Harvest your sour figs when they feel soft when squeezed – pick them as late in the season as you dare, before they turn brown and shrivelled. When green they’re very astringent, but as they ripen (some varieties will flush pink or turn a yellowy orange) they become less so. The greener they are, the more initial cooking they’ll require to soften them – but they will give the jam a pleasing tartness. You’ll need to pick about 800g of the fruit to give you 500g once trimmed.
- About 800g sour figs (the fruit of any of the Carpobrutus species found in the UK)
- 125ml rooibos (red bush) tea
- 1 teaspoon ground cinnamon
- 500g jam sugar
- Top and tail the sour figs so that just the seed capsule remains, and cut into roughly 1cm pieces.
- Put the rooibos tea into a heavy-based pan and add the fruit. Set the pan over a medium heat and bring to the boil. Reduce the heat to a gentle simmer then put on the lid and cook until the fruit is tender to the point of a knife – this will depend on how ripe your fruit is. Very ripe sour figs may not need much time at all (if any) to soften, but if they’re quite green and crisp it could take up to 15 minutes. Stir frequently, and add a little hot water to the pan if it looks like it might be on the verge of boiling dry (though this is unlikely as the fruit will exude some juices as it cooks).
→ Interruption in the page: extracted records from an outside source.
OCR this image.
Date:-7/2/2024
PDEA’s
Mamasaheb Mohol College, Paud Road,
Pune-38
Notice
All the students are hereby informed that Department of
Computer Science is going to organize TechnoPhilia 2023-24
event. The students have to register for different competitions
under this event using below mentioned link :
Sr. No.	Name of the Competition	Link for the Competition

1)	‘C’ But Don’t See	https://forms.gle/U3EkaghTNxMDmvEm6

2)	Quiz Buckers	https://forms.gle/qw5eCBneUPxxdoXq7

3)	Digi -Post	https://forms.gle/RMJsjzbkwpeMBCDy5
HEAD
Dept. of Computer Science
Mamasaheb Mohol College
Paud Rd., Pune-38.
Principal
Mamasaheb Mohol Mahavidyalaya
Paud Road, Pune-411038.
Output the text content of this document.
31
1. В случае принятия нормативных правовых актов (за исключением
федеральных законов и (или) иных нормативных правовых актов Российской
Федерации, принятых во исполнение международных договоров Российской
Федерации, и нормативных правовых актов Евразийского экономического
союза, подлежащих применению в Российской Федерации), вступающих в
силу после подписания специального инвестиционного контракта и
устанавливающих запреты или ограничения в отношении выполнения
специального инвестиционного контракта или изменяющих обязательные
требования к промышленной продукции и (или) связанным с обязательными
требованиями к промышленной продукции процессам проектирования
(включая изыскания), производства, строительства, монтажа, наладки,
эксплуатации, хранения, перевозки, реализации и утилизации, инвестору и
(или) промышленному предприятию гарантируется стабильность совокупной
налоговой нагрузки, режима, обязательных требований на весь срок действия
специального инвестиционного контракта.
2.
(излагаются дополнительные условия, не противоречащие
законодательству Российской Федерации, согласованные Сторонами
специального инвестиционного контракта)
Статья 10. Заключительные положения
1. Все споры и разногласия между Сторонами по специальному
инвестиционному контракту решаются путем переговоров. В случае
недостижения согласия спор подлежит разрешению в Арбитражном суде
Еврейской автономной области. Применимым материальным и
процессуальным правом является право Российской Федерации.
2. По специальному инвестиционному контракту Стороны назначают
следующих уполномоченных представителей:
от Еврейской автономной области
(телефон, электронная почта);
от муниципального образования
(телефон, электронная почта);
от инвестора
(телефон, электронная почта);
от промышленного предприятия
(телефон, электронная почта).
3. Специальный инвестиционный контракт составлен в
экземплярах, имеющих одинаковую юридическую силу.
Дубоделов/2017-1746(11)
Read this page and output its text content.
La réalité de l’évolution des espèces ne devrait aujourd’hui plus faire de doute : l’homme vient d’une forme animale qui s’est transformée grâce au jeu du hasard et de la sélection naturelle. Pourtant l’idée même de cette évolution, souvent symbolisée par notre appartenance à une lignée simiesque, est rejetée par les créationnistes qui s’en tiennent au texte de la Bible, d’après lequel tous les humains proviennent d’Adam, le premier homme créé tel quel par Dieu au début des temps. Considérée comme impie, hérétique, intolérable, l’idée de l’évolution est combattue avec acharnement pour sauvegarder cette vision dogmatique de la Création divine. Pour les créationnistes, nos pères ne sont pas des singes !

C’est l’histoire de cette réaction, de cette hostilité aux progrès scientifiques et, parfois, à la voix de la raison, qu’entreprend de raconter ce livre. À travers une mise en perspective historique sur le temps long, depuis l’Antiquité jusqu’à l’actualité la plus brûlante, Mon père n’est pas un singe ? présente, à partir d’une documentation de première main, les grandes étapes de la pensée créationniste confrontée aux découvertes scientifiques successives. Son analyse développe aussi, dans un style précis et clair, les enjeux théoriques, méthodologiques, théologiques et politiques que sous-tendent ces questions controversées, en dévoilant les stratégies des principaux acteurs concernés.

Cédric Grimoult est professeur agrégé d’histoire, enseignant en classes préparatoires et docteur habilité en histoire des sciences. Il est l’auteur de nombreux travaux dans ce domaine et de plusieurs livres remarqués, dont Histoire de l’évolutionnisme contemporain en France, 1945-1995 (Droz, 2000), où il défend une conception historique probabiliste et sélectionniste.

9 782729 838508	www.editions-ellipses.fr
- While you’re waiting for the fruit to soften, put a heatproof saucer into the freezer to chill.
- When the sour figs are tender, add the cinnamon and sugar to the pan and stir well over a low heat until the sugar is melted into the liquid. Bring up to the boil and simmer for around 20 minutes until the mixture thickens enough to coat the back of a wooden spoon. To test for a ‘set’, take the pan off the heat and remove the chilled saucer from the freezer. Drop about a teaspoonful of the jam onto the saucer. After a few seconds, drag your finger through the puddle – if its surface wrinkles and does not run back into the pathway made by your finger, the jam is ready. If it is still runny, return the pan to the heat and saucer to the freezer and test again in three minutes.
- When the jam is ready, leave it to cool for 10 minutes (this will ensure the fruit doesn’t all float to the top in jar as it sets) and pour into sterilised jars. Fasten on the lids and leave to cool.